Diagnostic Studies. Plain radiographs show a relatively radiolucent, bone-forming (osteoblastic) lesion that is osteolytic and often has an aneurysmal, or blown-out, appearance. It is surrounded by a thin margin of reactive bone that frequently extends into adjacent soft tissue. The intense bony reaction around osteoid osteoma does not occur with osteoblastoma.
The radiographic differential diagnosis includes osteoid osteoma (see Plate 6-2), aneurysmal bone cyst (see Plate 6-11), eosinophilic granuloma (see Plate 6-10), giant cell tumor of bone (see Plate 6-13), and osteosarcoma (see Plates 6-15 and 6-16).
Bone scans demonstrate an intense radioisotope uptake, but MRI helps to determine the surgical approach.
The histologic appearance of osteoblastoma is quite similar to that of osteoid osteoma but the former has a more prominent vascular component. In addition, osteoblastoma has more stromal tissue and giant cells and broader osteoid seams than osteoid osteoma. These characteristics also distinguish osteoblastoma from osteosarcoma. However, the distinction of osteoblastoma from osteosarcoma is not always clear. For example, osteoblastomas often contain scattered mitotic figures and a proliferation of immature osteoblasts.

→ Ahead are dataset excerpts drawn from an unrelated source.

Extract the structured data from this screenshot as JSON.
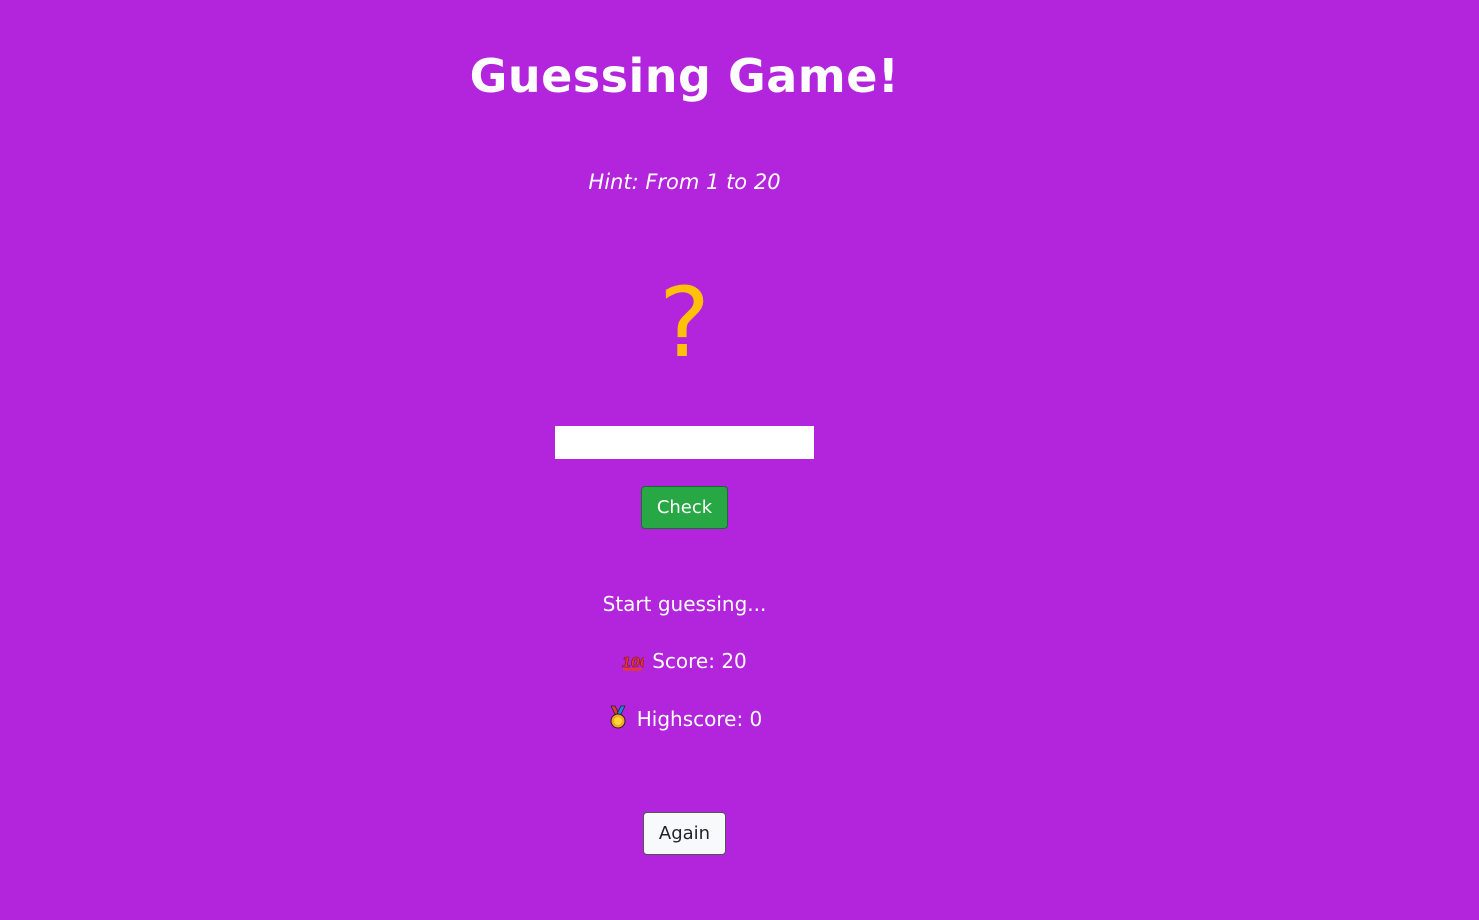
{
  "header": {
    "title": "Guessing Game!",
    "hint": "Hint: From 1 to 20"
  },
  "game": {
    "secret_display": "?",
    "guess_value": "",
    "check_label": "Check",
    "message": "Start guessing...",
    "score_label": "Score: 20",
    "score_icon": "hundred-points-icon",
    "highscore_label": "Highscore: 0",
    "highscore_icon": "medal-icon",
    "again_label": "Again"
  },
  "colors": {
    "background": "#b324dd",
    "accent": "#ffc107",
    "check_button": "#28a745",
    "text": "#ffffff"
  }
}
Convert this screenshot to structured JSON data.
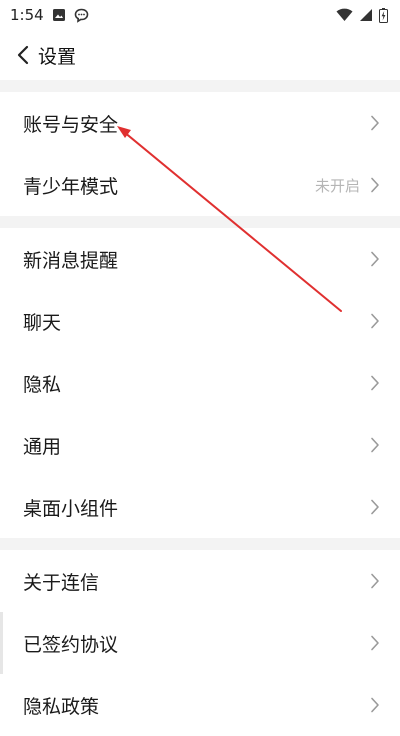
{
  "status_bar": {
    "time": "1:54",
    "icons": [
      "image-icon",
      "chat-icon",
      "wifi-icon",
      "signal-icon",
      "battery-icon"
    ]
  },
  "header": {
    "back_icon": "chevron-left-icon",
    "title": "设置"
  },
  "sections": [
    {
      "items": [
        {
          "label": "账号与安全"
        },
        {
          "label": "青少年模式",
          "value": "未开启"
        }
      ]
    },
    {
      "items": [
        {
          "label": "新消息提醒"
        },
        {
          "label": "聊天"
        },
        {
          "label": "隐私"
        },
        {
          "label": "通用"
        },
        {
          "label": "桌面小组件"
        }
      ]
    },
    {
      "items": [
        {
          "label": "关于连信"
        },
        {
          "label": "已签约协议"
        },
        {
          "label": "隐私政策"
        }
      ]
    }
  ],
  "colors": {
    "background": "#ffffff",
    "section_gap": "#f3f3f3",
    "secondary_text": "#b5b5b5",
    "chevron": "#9a9a9a",
    "annotation_arrow": "#e03030"
  }
}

Treatment/Prognosis. Osteoblastomas can recur after intracapsular procedures, which are usually done to preserve joint function particularly in the spine.
Some cases of malignant transformation of osteoblastoma into osteosarcoma have been reported, and it is not clear whether this is due to the difficulty in initial diagnosis or genuine transformation. Regardless, patients with osteoblastoma must be observed not only for recurrence but also for malignant transformation.